The answer to that is: No.
No, there will never be enough said, written or filmed about the migrant crisis until it has been handled à la Olivia Pope (though maybe without the lying, intimidating and killing parts).
What Exode does brilliantly is give a human face and heart to the staggering statistics: Over one million migrants arrived in Europe last year. And though we know the reasons people are fleeing their home countries—war, poverty, oppression, devastation—it’s easy to file away with all the other unpleasant things we don’t want to think about: what’s for dinner, why our pants don’t fit anymore, Kim Kardashian being robbed.
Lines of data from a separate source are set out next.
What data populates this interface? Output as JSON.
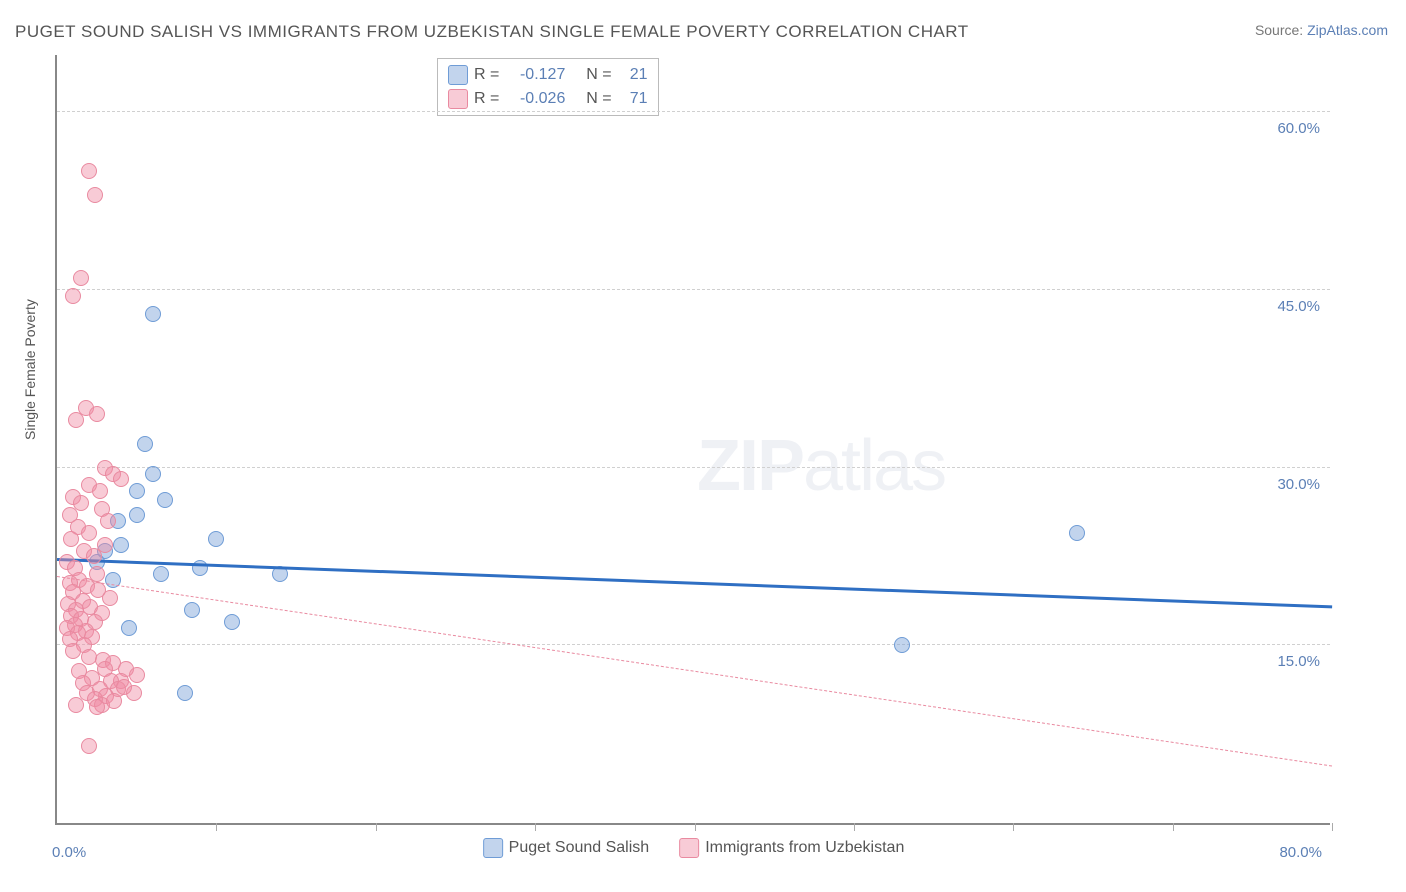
{
  "title": "PUGET SOUND SALISH VS IMMIGRANTS FROM UZBEKISTAN SINGLE FEMALE POVERTY CORRELATION CHART",
  "source_prefix": "Source: ",
  "source_link": "ZipAtlas.com",
  "y_axis_label": "Single Female Poverty",
  "watermark_a": "ZIP",
  "watermark_b": "atlas",
  "chart": {
    "type": "scatter",
    "background_color": "#ffffff",
    "grid_color": "#d0d0d0",
    "axis_color": "#888888",
    "xlim": [
      0,
      80
    ],
    "ylim": [
      0,
      65
    ],
    "x_ticks": [
      0,
      10,
      20,
      30,
      40,
      50,
      60,
      70,
      80
    ],
    "x_tick_labels": {
      "0": "0.0%",
      "80": "80.0%"
    },
    "y_grid": [
      15,
      30,
      45,
      60
    ],
    "y_tick_labels": {
      "15": "15.0%",
      "30": "30.0%",
      "45": "45.0%",
      "60": "60.0%"
    },
    "point_radius": 8,
    "series": [
      {
        "name": "Puget Sound Salish",
        "fill": "rgba(120,160,215,0.45)",
        "stroke": "#6f9cd6",
        "trend_color": "#2f6fc3",
        "trend_width": 3,
        "trend_dash": "solid",
        "R": "-0.127",
        "N": "21",
        "trend": {
          "y_at_x0": 22.5,
          "y_at_xmax": 18.5
        },
        "points": [
          [
            6.0,
            43.0
          ],
          [
            5.5,
            32.0
          ],
          [
            6.0,
            29.5
          ],
          [
            5.0,
            28.0
          ],
          [
            6.8,
            27.3
          ],
          [
            4.0,
            23.5
          ],
          [
            3.0,
            23.0
          ],
          [
            10.0,
            24.0
          ],
          [
            9.0,
            21.5
          ],
          [
            6.5,
            21.0
          ],
          [
            3.5,
            20.5
          ],
          [
            14.0,
            21.0
          ],
          [
            8.5,
            18.0
          ],
          [
            11.0,
            17.0
          ],
          [
            8.0,
            11.0
          ],
          [
            53.0,
            15.0
          ],
          [
            64.0,
            24.5
          ],
          [
            4.5,
            16.5
          ],
          [
            3.8,
            25.5
          ],
          [
            5.0,
            26.0
          ],
          [
            2.5,
            22.0
          ]
        ]
      },
      {
        "name": "Immigrants from Uzbekistan",
        "fill": "rgba(240,140,165,0.45)",
        "stroke": "#e98aa0",
        "trend_color": "#e98aa0",
        "trend_width": 1.5,
        "trend_dash": "dashed",
        "R": "-0.026",
        "N": "71",
        "trend": {
          "y_at_x0": 21.0,
          "y_at_xmax": 5.0
        },
        "points": [
          [
            2.0,
            55.0
          ],
          [
            2.4,
            53.0
          ],
          [
            1.5,
            46.0
          ],
          [
            1.0,
            44.5
          ],
          [
            1.8,
            35.0
          ],
          [
            2.5,
            34.5
          ],
          [
            1.2,
            34.0
          ],
          [
            3.0,
            30.0
          ],
          [
            3.5,
            29.5
          ],
          [
            4.0,
            29.0
          ],
          [
            2.0,
            28.5
          ],
          [
            2.7,
            28.0
          ],
          [
            1.0,
            27.5
          ],
          [
            1.5,
            27.0
          ],
          [
            2.8,
            26.5
          ],
          [
            0.8,
            26.0
          ],
          [
            3.2,
            25.5
          ],
          [
            1.3,
            25.0
          ],
          [
            2.0,
            24.5
          ],
          [
            0.9,
            24.0
          ],
          [
            3.0,
            23.5
          ],
          [
            1.7,
            23.0
          ],
          [
            2.3,
            22.5
          ],
          [
            0.6,
            22.0
          ],
          [
            1.1,
            21.5
          ],
          [
            2.5,
            21.0
          ],
          [
            1.4,
            20.5
          ],
          [
            0.8,
            20.3
          ],
          [
            1.9,
            20.0
          ],
          [
            2.6,
            19.7
          ],
          [
            1.0,
            19.5
          ],
          [
            3.3,
            19.0
          ],
          [
            1.6,
            18.7
          ],
          [
            0.7,
            18.5
          ],
          [
            2.1,
            18.2
          ],
          [
            1.2,
            18.0
          ],
          [
            2.8,
            17.7
          ],
          [
            0.9,
            17.5
          ],
          [
            1.5,
            17.2
          ],
          [
            2.4,
            17.0
          ],
          [
            1.1,
            16.7
          ],
          [
            0.6,
            16.5
          ],
          [
            1.8,
            16.2
          ],
          [
            1.3,
            16.0
          ],
          [
            2.2,
            15.7
          ],
          [
            0.8,
            15.5
          ],
          [
            1.7,
            15.0
          ],
          [
            1.0,
            14.5
          ],
          [
            2.0,
            14.0
          ],
          [
            2.9,
            13.8
          ],
          [
            3.5,
            13.5
          ],
          [
            4.3,
            13.0
          ],
          [
            3.0,
            13.0
          ],
          [
            1.4,
            12.8
          ],
          [
            5.0,
            12.5
          ],
          [
            2.2,
            12.2
          ],
          [
            4.0,
            12.0
          ],
          [
            3.4,
            12.0
          ],
          [
            1.6,
            11.8
          ],
          [
            2.7,
            11.3
          ],
          [
            3.8,
            11.3
          ],
          [
            4.8,
            11.0
          ],
          [
            1.9,
            11.0
          ],
          [
            3.1,
            10.7
          ],
          [
            2.4,
            10.5
          ],
          [
            4.2,
            11.5
          ],
          [
            1.2,
            10.0
          ],
          [
            2.8,
            10.0
          ],
          [
            3.6,
            10.3
          ],
          [
            2.0,
            6.5
          ],
          [
            2.5,
            9.8
          ]
        ]
      }
    ]
  },
  "legend_top_labels": {
    "R": "R =",
    "N": "N ="
  },
  "legend_bottom": [
    "Puget Sound Salish",
    "Immigrants from Uzbekistan"
  ]
}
I’m joking, but I’m also not. We’re so hyperconnected that everything we could possibly want to know (and not know) is at our fingertips at all times. It’s miraculous, really. It’s also dangerous. When facts and truth aren’t distinguishable from gossip and opinion, when news and entertainment are synonymous, we get a world where a movie star divorce gets more media coverage—and mind space—than police brutality and baby refugees. Brangelina’s separation is obviously easier to digest than the human casualties of a never-ending war, but are we toddlers who’ll choose bonbons over broccoli every time? Are we hoping that if we bury our heads in brainless entertainment, the people begging for help on our doorsteps will just go away?
I urge everyone to watch Exode tonight and think about what it means to live in such glorious excess while remaining blissfully unaware of the human cost of that willful ignorance. I couldn’t stop thinking about our luxurious Greek vacation this summer, my complaints about having to take a 6am ferry, when a few islands over, families just like ours were crossing the cold, choppy waters in an overloaded dinghy to wind up in a camp without enough food and supplies for everyone. All before they left by foot, babies in tow, to reach a Europe that was trying to keep them out.
Yes, you’ll feel wrung out after the film, but you’ll also feel closer to your humanity and moved to make this world better. I know not everyone has Canal+, but if you do or someone you know does, please watch this extraordinary film. I hope it will soon get wider distribution because I believe everyone in the world needs to see it. Exode has deeply affected and changed me—and it will you, too.